Pensaba encontrarme con una Lara Croft más. Con tiros, escenas riesgosas, idas y venidas, una protagonista bella y muchas piñas sangrientas. De hecho, el comienzo de la película apunta para allí: comienza en Hong Kong, con una mafia asiática, una cuestión de millones de millones de alguna moneda, torturas, malos muy malos, grandes músculos albergaban dragones tatuados, barbas estrafalarias. Pero todo cambia.

Lucy no es una película común. Se queda a medio camino para ser una película de acción, común y corriente, le falta voltaje para eso. Pero tiene una historia que cautiva y enloquece, que predice, que profetiza, que imagina y proyecta la teoría de la evolución al extremo de los extremos, que es ciencia ficción pura y dura.

Junto con la protagonista principal, una endiosadamente frágil Scarlett Johanson, está el clásico y excepcional Morgan Freeman que realiza el papel de sabio sabelotodo Profesor Samuel Norman con una soltura y bondad que despiertan familiaridad. Él es quien imagina, como catedrático de vaya a saber uno qué Universidad, la posibilidad de que el ser humano utilice más del 10% de la capacidad de su cerebro que, dice él y la teoría que lo sostiene, que es todo lo que utilizamos. Del otro lado del mundo, nuestra Lucy, sin saberlo en primer momento, está siendo sujeto de ese avance evolutivo por un evento un tanto desafortunado.

Aquí está el mérito del director francés Luc Benson, un peso pesado de la ciencia ficción ya que es el director de El Quinto Elemento (1997), en ir intercalando con maestría las escenas de la teoría del Profesor Norman y los condimentados sucesos de la vida de Lucy, quien se ve utilizada como mula de una droga nueva que será furor en Europa, droga que se le introduce en el torrente sanguíneo y ocasiona el fortuito y fenomenal incremento de su capacidad cerebral (dejo este dato al pasar: es interesante y arriesgado el planteo de que una droga alucinógena lleve al hombre a una perfección mayor, a avanzar en la supuesta escala de la evolución).

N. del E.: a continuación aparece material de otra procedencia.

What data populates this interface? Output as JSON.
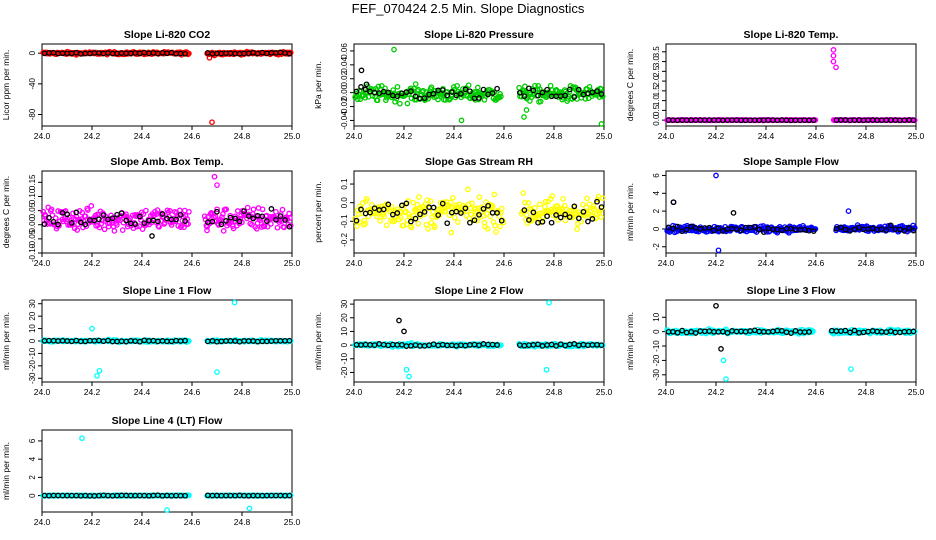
{
  "page": {
    "title": "FEF_070424  2.5 Min. Slope Diagnostics"
  },
  "xaxis_ticks": [
    "24.0",
    "24.2",
    "24.4",
    "24.6",
    "24.8",
    "25.0"
  ],
  "chart_data": [
    {
      "id": "co2",
      "type": "scatter",
      "title": "Slope Li-820 CO2",
      "ylabel": "Licor ppm per min.",
      "color": "#ff0000",
      "xlim": [
        24.0,
        25.0
      ],
      "ylim": [
        -95,
        12
      ],
      "yticks": [
        0,
        -40,
        -80
      ],
      "ytick_labels": [
        "0",
        "-40",
        "-80"
      ],
      "gaps": [
        [
          24.59,
          24.66
        ]
      ],
      "base": 0,
      "noise": 1.2,
      "outliers": [
        [
          24.68,
          -90
        ],
        [
          24.67,
          -6
        ],
        [
          24.69,
          -3
        ]
      ],
      "black_noise": 0.6,
      "black_outliers": []
    },
    {
      "id": "pressure",
      "type": "scatter",
      "title": "Slope Li-820 Pressure",
      "ylabel": "kPa per min.",
      "color": "#00cc00",
      "xlim": [
        24.0,
        25.0
      ],
      "ylim": [
        -0.048,
        0.07
      ],
      "yticks": [
        0.06,
        0.04,
        0.02,
        0,
        -0.02,
        -0.04
      ],
      "ytick_labels": [
        "0.06",
        "0.04",
        "0.02",
        "0.00",
        "-0.02",
        "-0.04"
      ],
      "gaps": [
        [
          24.59,
          24.66
        ]
      ],
      "base": -0.002,
      "noise": 0.008,
      "outliers": [
        [
          24.16,
          0.062
        ],
        [
          24.43,
          -0.04
        ],
        [
          24.99,
          -0.045
        ],
        [
          24.68,
          -0.035
        ],
        [
          24.69,
          -0.025
        ]
      ],
      "black_noise": 0.006,
      "black_outliers": [
        [
          24.03,
          0.032
        ],
        [
          24.05,
          0.012
        ]
      ]
    },
    {
      "id": "temp",
      "type": "scatter",
      "title": "Slope Li-820 Temp.",
      "ylabel": "degrees C per min.",
      "color": "#ff00ff",
      "xlim": [
        24.0,
        25.0
      ],
      "ylim": [
        -0.3,
        3.9
      ],
      "yticks": [
        0,
        0.5,
        1.0,
        1.5,
        2.0,
        2.5,
        3.0,
        3.5
      ],
      "ytick_labels": [
        "0.0",
        "0.5",
        "1.0",
        "1.5",
        "2.0",
        "2.5",
        "3.0",
        "3.5"
      ],
      "gaps": [
        [
          24.6,
          24.67
        ]
      ],
      "base": 0,
      "noise": 0.01,
      "outliers": [
        [
          24.67,
          3.6
        ],
        [
          24.67,
          3.0
        ],
        [
          24.68,
          2.7
        ],
        [
          24.67,
          3.3
        ]
      ],
      "black_noise": 0.005,
      "black_outliers": []
    },
    {
      "id": "ambbox",
      "type": "scatter",
      "title": "Slope Amb. Box Temp.",
      "ylabel": "degrees C per min.",
      "color": "#ff00ff",
      "xlim": [
        24.0,
        25.0
      ],
      "ylim": [
        -0.1,
        0.19
      ],
      "yticks": [
        -0.1,
        -0.05,
        0,
        0.05,
        0.1,
        0.15
      ],
      "ytick_labels": [
        "-0.10",
        "-0.05",
        "0.00",
        "0.05",
        "0.10",
        "0.15"
      ],
      "gaps": [
        [
          24.59,
          24.65
        ]
      ],
      "base": 0.02,
      "noise": 0.03,
      "outliers": [
        [
          24.69,
          0.17
        ],
        [
          24.7,
          0.14
        ],
        [
          24.66,
          -0.02
        ]
      ],
      "black_noise": 0.02,
      "black_outliers": [
        [
          24.44,
          -0.04
        ]
      ]
    },
    {
      "id": "rh",
      "type": "scatter",
      "title": "Slope Gas Stream RH",
      "ylabel": "percent per min.",
      "color": "#ffff00",
      "xlim": [
        24.0,
        25.0
      ],
      "ylim": [
        -0.27,
        0.17
      ],
      "yticks": [
        0.1,
        0,
        -0.1,
        -0.2
      ],
      "ytick_labels": [
        "0.1",
        "0.0",
        "-0.1",
        "-0.2"
      ],
      "gaps": [
        [
          24.6,
          24.67
        ]
      ],
      "base": -0.05,
      "noise": 0.06,
      "outliers": [],
      "black_noise": 0.04,
      "black_outliers": []
    },
    {
      "id": "sample",
      "type": "scatter",
      "title": "Slope Sample Flow",
      "ylabel": "ml/min per min.",
      "color": "#0000ff",
      "xlim": [
        24.0,
        25.0
      ],
      "ylim": [
        -2.7,
        6.5
      ],
      "yticks": [
        -2,
        0,
        2,
        4,
        6
      ],
      "ytick_labels": [
        "-2",
        "0",
        "2",
        "4",
        "6"
      ],
      "gaps": [
        [
          24.6,
          24.68
        ]
      ],
      "base": 0,
      "noise": 0.25,
      "outliers": [
        [
          24.2,
          6.0
        ],
        [
          24.21,
          -2.4
        ],
        [
          24.73,
          2.0
        ],
        [
          24.03,
          3.0
        ]
      ],
      "black_noise": 0.2,
      "black_outliers": [
        [
          24.03,
          3.0
        ],
        [
          24.27,
          1.8
        ]
      ]
    },
    {
      "id": "line1",
      "type": "scatter",
      "title": "Slope Line 1 Flow",
      "ylabel": "ml/min per min.",
      "color": "#00ffff",
      "xlim": [
        24.0,
        25.0
      ],
      "ylim": [
        -33,
        33
      ],
      "yticks": [
        -30,
        -20,
        -10,
        0,
        10,
        20,
        30
      ],
      "ytick_labels": [
        "-30",
        "-20",
        "-10",
        "0",
        "10",
        "20",
        "30"
      ],
      "gaps": [
        [
          24.59,
          24.66
        ]
      ],
      "base": 0,
      "noise": 0.6,
      "outliers": [
        [
          24.22,
          -28
        ],
        [
          24.23,
          -24
        ],
        [
          24.77,
          31
        ],
        [
          24.7,
          -25
        ],
        [
          24.2,
          10
        ]
      ],
      "black_noise": 0.4,
      "black_outliers": []
    },
    {
      "id": "line2",
      "type": "scatter",
      "title": "Slope Line 2 Flow",
      "ylabel": "ml/min per min.",
      "color": "#00ffff",
      "xlim": [
        24.0,
        25.0
      ],
      "ylim": [
        -27,
        33
      ],
      "yticks": [
        -20,
        -10,
        0,
        10,
        20,
        30
      ],
      "ytick_labels": [
        "-20",
        "-10",
        "0",
        "10",
        "20",
        "30"
      ],
      "gaps": [
        [
          24.59,
          24.66
        ]
      ],
      "base": 0,
      "noise": 0.8,
      "outliers": [
        [
          24.22,
          -23
        ],
        [
          24.21,
          -18
        ],
        [
          24.78,
          31
        ],
        [
          24.77,
          -18
        ]
      ],
      "black_noise": 0.6,
      "black_outliers": [
        [
          24.18,
          18
        ],
        [
          24.2,
          10
        ]
      ]
    },
    {
      "id": "line3",
      "type": "scatter",
      "title": "Slope Line 3 Flow",
      "ylabel": "ml/min per min.",
      "color": "#00ffff",
      "xlim": [
        24.0,
        25.0
      ],
      "ylim": [
        -35,
        22
      ],
      "yticks": [
        -30,
        -20,
        -10,
        0,
        10
      ],
      "ytick_labels": [
        "-30",
        "-20",
        "-10",
        "0",
        "10"
      ],
      "gaps": [
        [
          24.59,
          24.66
        ]
      ],
      "base": 0,
      "noise": 1.0,
      "outliers": [
        [
          24.24,
          -33
        ],
        [
          24.74,
          -26
        ],
        [
          24.23,
          -20
        ]
      ],
      "black_noise": 0.7,
      "black_outliers": [
        [
          24.2,
          18
        ],
        [
          24.22,
          -12
        ]
      ]
    },
    {
      "id": "line4",
      "type": "scatter",
      "title": "Slope Line 4 (LT) Flow",
      "ylabel": "ml/min per min.",
      "color": "#00ffff",
      "xlim": [
        24.0,
        25.0
      ],
      "ylim": [
        -1.8,
        7.2
      ],
      "yticks": [
        0,
        2,
        4,
        6
      ],
      "ytick_labels": [
        "0",
        "2",
        "4",
        "6"
      ],
      "gaps": [
        [
          24.59,
          24.66
        ]
      ],
      "base": 0,
      "noise": 0.03,
      "outliers": [
        [
          24.16,
          6.3
        ],
        [
          24.5,
          -1.6
        ],
        [
          24.83,
          -1.4
        ]
      ],
      "black_noise": 0.02,
      "black_outliers": []
    }
  ]
}
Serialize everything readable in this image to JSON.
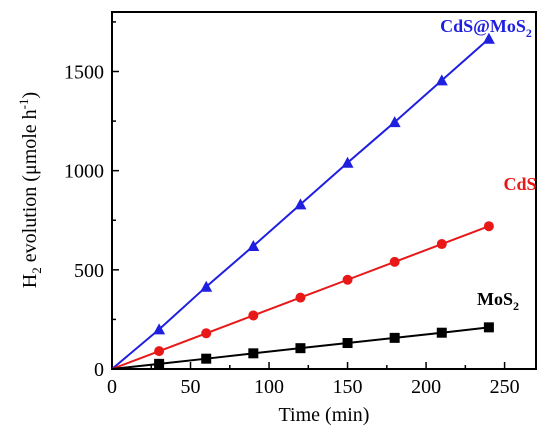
{
  "chart_data": {
    "type": "line",
    "xlabel": "Time (min)",
    "ylabel": {
      "main": "H",
      "sub": "2",
      "rest": " evolution (μmole h",
      "sup": "-1",
      "close": ")"
    },
    "xlim": [
      0,
      270
    ],
    "ylim": [
      0,
      1800
    ],
    "xticks": [
      0,
      50,
      100,
      150,
      200,
      250
    ],
    "yticks": [
      0,
      500,
      1000,
      1500
    ],
    "x_tick_labels": [
      "0",
      "50",
      "100",
      "150",
      "200",
      "250"
    ],
    "y_tick_labels": [
      "0",
      "500",
      "1000",
      "1500"
    ],
    "grid": false,
    "legend": "inline labels at right end of each series",
    "series": [
      {
        "name": "CdS@MoS2",
        "label_main": "CdS@MoS",
        "label_sub": "2",
        "color": "#1f1fe0",
        "marker": "triangle",
        "x": [
          0,
          30,
          60,
          90,
          120,
          150,
          180,
          210,
          240
        ],
        "y": [
          0,
          200,
          415,
          620,
          830,
          1040,
          1245,
          1455,
          1665
        ]
      },
      {
        "name": "CdS",
        "label_main": "CdS",
        "label_sub": "",
        "color": "#e81818",
        "marker": "circle",
        "x": [
          0,
          30,
          60,
          90,
          120,
          150,
          180,
          210,
          240
        ],
        "y": [
          0,
          90,
          180,
          270,
          360,
          450,
          540,
          630,
          720
        ]
      },
      {
        "name": "MoS2",
        "label_main": "MoS",
        "label_sub": "2",
        "color": "#000000",
        "marker": "square",
        "x": [
          0,
          30,
          60,
          90,
          120,
          150,
          180,
          210,
          240
        ],
        "y": [
          0,
          26,
          52,
          79,
          105,
          131,
          157,
          183,
          210
        ]
      }
    ]
  }
}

Entonces empieza lo bueno. Lucy busca al Profesor Norman para comentarle que lo que él teoriza como hipótesis es verdad. Mientras, como una cosa más, la mafia la busca a ella y los policías buscan a la mafia. Escenas de persecución cosmopolita las hay, tienen su simpatía, pero el centro está puesto en la “mutación” de la protagonista. Se convierte como en la mujer síntesis del género humano, pudiendo ir y venir en el tiempo, sabiéndolo todo. Todo. Incluso hasta su muerte próxima. Su mismo cuerpo le incita a consumir más y más de esa droga y, atención, su mismo cerebro hace el esfuerzo una y otra vez de deshacerse de su cuerpo, porque así es la evolución, porque Lucy ya lo sabe todo, ya no necesita el cuerpo.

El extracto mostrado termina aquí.